災害時は音声やパトランプで注意を促す(さいたま市での実証実験)

普段は広告や施設案内に使うデジタルサイネージに専用装置を取り付けると、緊急時に地震速報や近隣の避難場所などを表示する画面に切り替わる。画面だけでなく、音声や上部に取り付けたパトランプで注意を促す。既存のデジタルサイネージに装置を後付けできるのが特徴で、導入コストを抑えられるという。

ラグビーワールドカップや東京五輪を見据えて、英語や中国語など多言語で発信できるようにした。デサンの藤池一誠社長は「街中の電子看板を通じて災害情報を発信し、情報を取得しにくい訪日外国人の避難誘導にもつなげたい」と話す。

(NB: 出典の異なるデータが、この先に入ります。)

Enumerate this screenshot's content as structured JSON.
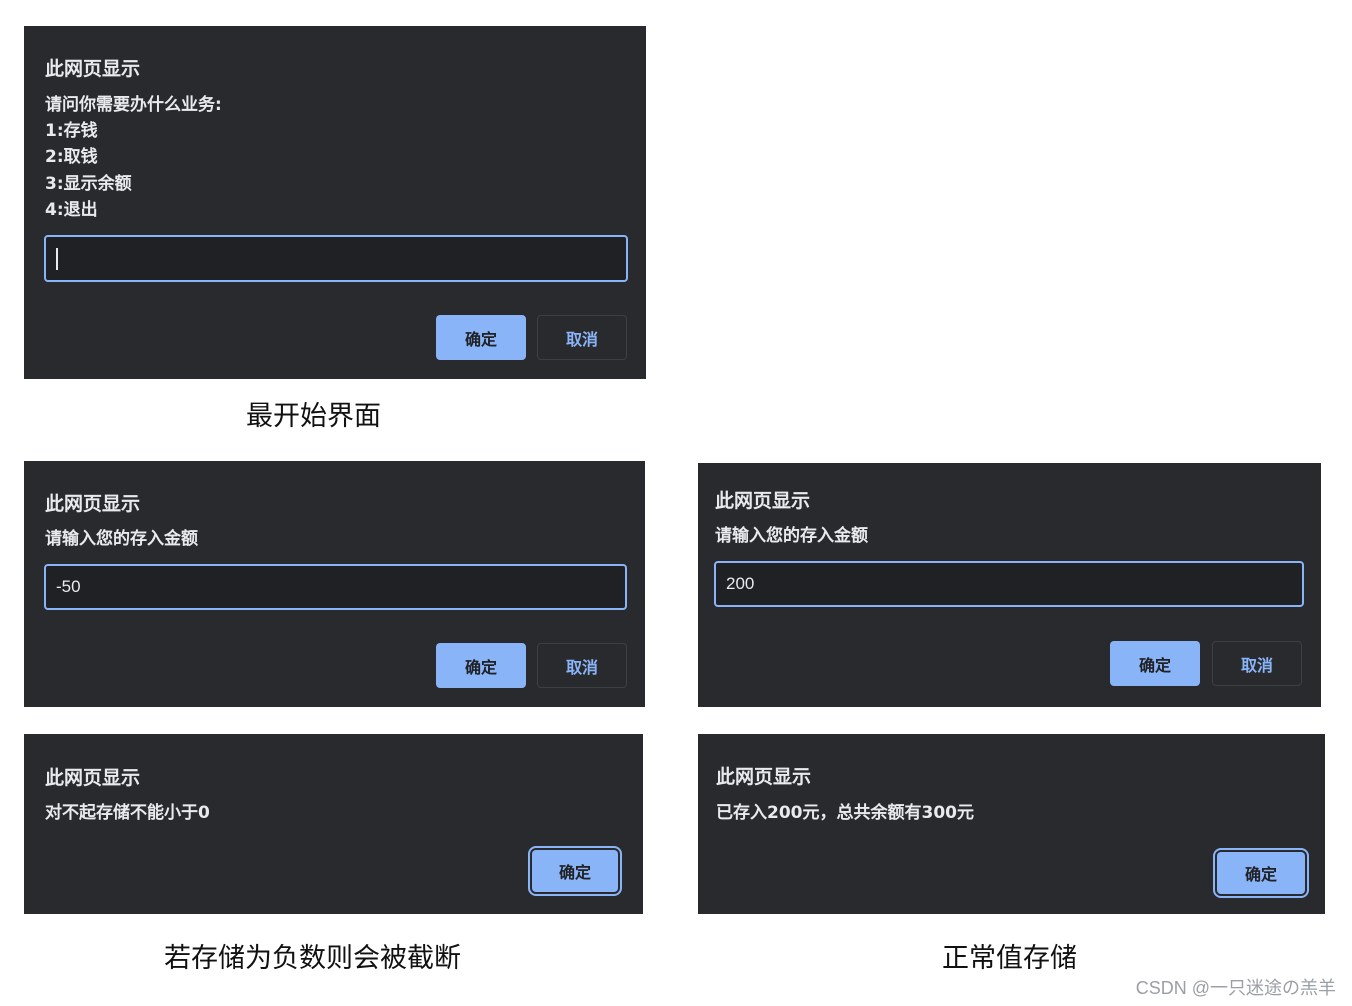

埼玉りそな銀行の協力を得て、同行の北浦和西口支店で17日に実証実験した。システム動作を確認したほか、店舗内外にいた人から意見を聞いた。「外国語情報をもっと見やすくしてほしい」などの声を参考に改良する予定。地域のお店を紹介したり、子どもが遊びながら防災を学べたりするなど、災害時以外の表示コンテンツも充実させる。

システムはデサンなどが参画する「埼玉大学産学官連携協議会 防災ビジネス研究会」の活動の一環で開発した。実証実験はさいたま市の補助金を活用した。